Короче, долой изоляционизм, даёшь дружбу и всероссийскую синхронизацию.
Как будто это кому-то поможет, если рыба была гнилой с самого начала.
Гошка закинул рюкзак на плечо и осмотрел стол с катушкой и кобурой (у него есть свой пистолет, уже не табельный, шаман же грозил кислотной слюной — вот и прислали обратно со сбитым номером, Университет доигрывает спектакли до конца и не забывает о том, что во Всероссийском Соседстве трудно достать оружие). Осмотрел потемневший экран, серый потолок, простой паркетный пол, диван на четверых во вроде как личном кабинете, поредевшие полки.
Всё на своих местах, никаких сантиментов в адрес квадратных метров, пусть даже они успели стать куда более родными, чем имеющаяся где-то в Бедрограде квартира.
В Столицу уезжают с вокзала в Старом городе, а до вокзала добираются на автопоезде — такси он не водит, третьему лицу не доверит, а Бахта — голова гэбни.
Правильно, хорошо работающей гэбни, которая быстро оправилась от всех потрясений и уже почти привела город в порядок.
Гэбни, в работоспособности которой Гошка убедился лишних сорок восемь раз перед тем, как выйти из кабинета.
Отчасти дело, конечно, в том, что некоторые ошибки не прощают. Гошку переиграл Университет, из-за чего всё покатилось под откос, и сколько бы оно ни выравнивалось — некоторые ошибки не прощают. Гошка предпочёл бы, чтобы его гэбня об истории с шаманом вовсе не знала, Гошка отмалчивался до последнего (может, это и оказалось последним маленьким гвоздиком в крышку гроба психического здоровья миленького?).
Отмалчивался, чтобы не начали отговаривать.
Потому что на самом деле соль, разумеется, не в этом. Просто госслужба — это херово призвание, и нельзя просиживать форменные брюки или даже полировать табельное оружие в гэбне, если ты не любишь само государство. Нельзя, потому что слишком просто задурить собственную голову и искренне уверовать в то, что ты печёшься о вверенном тебе городе.
Если правда печёшься, если правда хочешь, чтобы людям было лучше жить, стоит задуматься о том, с какого хера ты ставишь знак равенства между «лучше» и «как придумало Бюро Патентов».
Это государство было создано странными людьми со странными целями, и награждают здесь не умных и смелых, а хитрых и пронырливых. В этом государстве между двумя уровнями доступа — пропасть, зияющая дыра, которую не заполнить никакими молитвами и прочей мистической поебенью.
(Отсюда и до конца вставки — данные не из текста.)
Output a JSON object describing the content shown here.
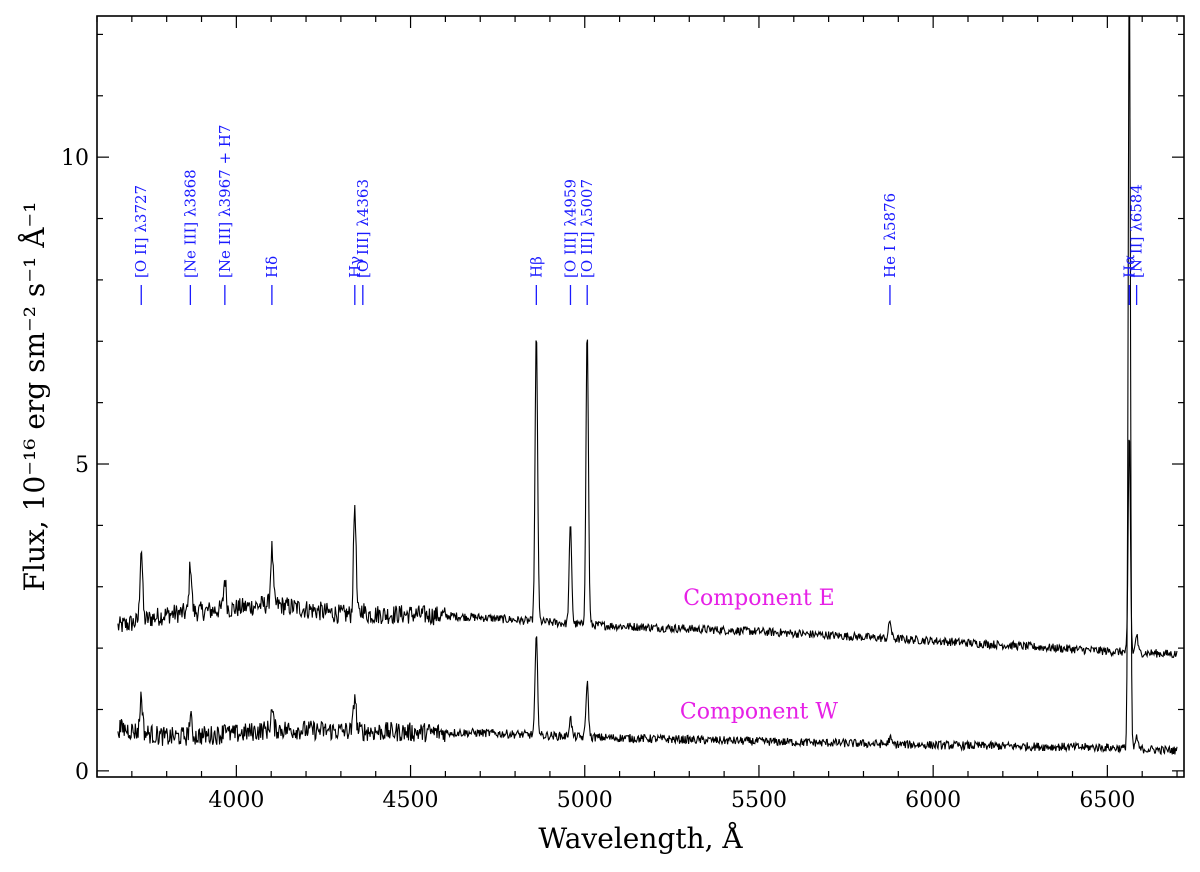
{
  "chart_data": {
    "type": "line",
    "xlabel": "Wavelength, Å",
    "ylabel": "Flux, 10⁻¹⁶ erg sm⁻² s⁻¹ Å⁻¹",
    "xlim": [
      3600,
      6720
    ],
    "ylim": [
      -0.1,
      12.3
    ],
    "x_ticks": [
      4000,
      4500,
      5000,
      5500,
      6000,
      6500
    ],
    "x_tick_labels": [
      "4000",
      "4500",
      "5000",
      "5500",
      "6000",
      "6500"
    ],
    "y_ticks": [
      0,
      5,
      10
    ],
    "y_tick_labels": [
      "0",
      "5",
      "10"
    ],
    "grid": false,
    "series": [
      {
        "name": "Component E",
        "continuum": [
          [
            3660,
            2.35
          ],
          [
            3800,
            2.55
          ],
          [
            4000,
            2.65
          ],
          [
            4100,
            2.72
          ],
          [
            4300,
            2.55
          ],
          [
            4500,
            2.55
          ],
          [
            4700,
            2.5
          ],
          [
            5000,
            2.38
          ],
          [
            5500,
            2.27
          ],
          [
            6000,
            2.12
          ],
          [
            6500,
            1.95
          ],
          [
            6700,
            1.9
          ]
        ],
        "lines": [
          [
            3727,
            1.2
          ],
          [
            3868,
            0.8
          ],
          [
            3967,
            0.5
          ],
          [
            4102,
            0.9
          ],
          [
            4340,
            1.8
          ],
          [
            4363,
            0.1
          ],
          [
            4861,
            4.7
          ],
          [
            4959,
            1.6
          ],
          [
            5007,
            4.8
          ],
          [
            5876,
            0.3
          ],
          [
            6563,
            3.6
          ],
          [
            6584,
            0.3
          ]
        ],
        "color": "#000000"
      },
      {
        "name": "Component W",
        "continuum": [
          [
            3660,
            0.7
          ],
          [
            3800,
            0.55
          ],
          [
            4000,
            0.6
          ],
          [
            4100,
            0.68
          ],
          [
            4300,
            0.65
          ],
          [
            4500,
            0.63
          ],
          [
            4700,
            0.62
          ],
          [
            5000,
            0.55
          ],
          [
            5500,
            0.48
          ],
          [
            6000,
            0.42
          ],
          [
            6500,
            0.38
          ],
          [
            6700,
            0.33
          ]
        ],
        "lines": [
          [
            3727,
            0.6
          ],
          [
            3868,
            0.3
          ],
          [
            3967,
            0.2
          ],
          [
            4102,
            0.3
          ],
          [
            4340,
            0.6
          ],
          [
            4861,
            1.6
          ],
          [
            4959,
            0.3
          ],
          [
            5007,
            0.9
          ],
          [
            5876,
            0.1
          ],
          [
            6563,
            13.0
          ],
          [
            6584,
            0.2
          ]
        ],
        "color": "#000000"
      }
    ],
    "annotations": [
      {
        "text": "[O II] λ3727",
        "x": 3727
      },
      {
        "text": "[Ne III] λ3868",
        "x": 3868
      },
      {
        "text": "[Ne III] λ3967 + H7",
        "x": 3967
      },
      {
        "text": "Hδ",
        "x": 4102
      },
      {
        "text": "Hγ",
        "x": 4340
      },
      {
        "text": "[O III] λ4363",
        "x": 4363
      },
      {
        "text": "Hβ",
        "x": 4861
      },
      {
        "text": "[O III] λ4959",
        "x": 4959
      },
      {
        "text": "[O III] λ5007",
        "x": 5007
      },
      {
        "text": "He I λ5876",
        "x": 5876
      },
      {
        "text": "Hα",
        "x": 6563
      },
      {
        "text": "[N II] λ6584",
        "x": 6584
      }
    ],
    "series_labels": [
      {
        "text": "Component E",
        "x": 5500,
        "y": 2.7
      },
      {
        "text": "Component W",
        "x": 5500,
        "y": 0.85
      }
    ],
    "label_color": "#1a1aff",
    "series_label_color": "#e620e6"
  }
}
В этом государстве тот, кто выше, получает от работы вагон удовольствия, а тот, кто ниже, просто не думает о том, кто выше.
Ведь думать вредно.
Всем, от мала до велика.
Мы живём в прекрасном мире и в прекрасной стране, на которой выросли паразитические надстройки, перебирающие длинными пальцами, стравливающие хороших, в общем-то, людей ради собственной потехи, ставящие свои извращённые эстетические предпочтения выше любого здравого смысла. Способные простить склад смертельного вируса и лишить уровня доступа за несвоевременную болезнь.
Держащих каждого херова нормального человека даже не в постоянном страхе — в постоянной невесомости.
Как можно двигаться вверх, если под ногами нет почвы?
Юный Молевич с его контрреволюционным движением был на удивление прав. Ему не хватило мозгов, таланта и удачи, поскольку личные проблемы всю жизнь застилали глаза, но по сути он был на удивление прав.
Университет с его вечным балаганом нашёл свой способ жить не по-фаланговски.
Гошка так не умеет.
У Гошки броская внешность, медальон на шее, который так легко опознать, а теперь ещё и две дырки в правой руке — та ещё особая примета. Гошка по-прежнему любит Бахту и Соция, Гошка по-прежнему любит институт гэбен. Не любит он всё то, что мешает этому институту работать по-человечески.
Гошка хочет жить в стране, где можно не только думать, но и знать, что думают о тебе.